While Make My Bed in Hell has a rather simple storyline, Sanford's presentation is very dynamic. In a rather unique and innovative style, Sanford writes the whole book as fragmented parts that are placed in various time periods. To add even more complexity to his prose, the author often doesn't identify which characters are talking. The reader is challenged to determine the dialogue's source instead of following a simple “he said” or “she said” formula. While I found myself perplexed at the peculiarity, the concept was a refreshing reading experience.

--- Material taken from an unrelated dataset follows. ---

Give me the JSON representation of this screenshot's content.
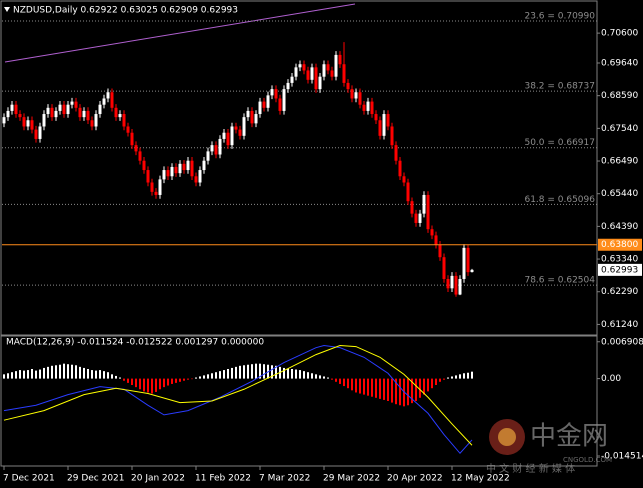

When the novel begins, middle-aged Aaron Platt walks a snowy path to his barn. It is there that he finds a frigid man lying in an empty stall. In what appears to be a rather cold-blooded response, Platt allows the man to shiver through the night with very little food or water. As night turns to day, Platt's past is presented to readers in jagged sequences. These are dark, extremely depressing visions of Platt's childhood, his endearing mother, and the brutality thrust upon his family by his aggressive and unyielding father. The harsh elements of childhood bullying, family abuse, death, and poverty is presented as a parallel portrait of a rugged, impoverished farming community that faces immense financial adversity.
Sanford really shined as a complex, but readable, young author that had a unique voice. Considering the wealth of literature I have devoured over 30 years, I've never read a novel like this one. Despite its 1939 conception, the book is seemingly timeless considering America's rural towns and communities that are still struggling with financial distress, lack of government funding, and an aptitude that fighting with each other is sometimes the best solution to life's most difficult oppositions. Sanford's characters are hardened by strife and the land they plow and that gritty combination affected me long after the final pages were read. Make My Bed in Hell is the main character's outlook on his tumultuous life and a fitting title for such a poignant literary novel.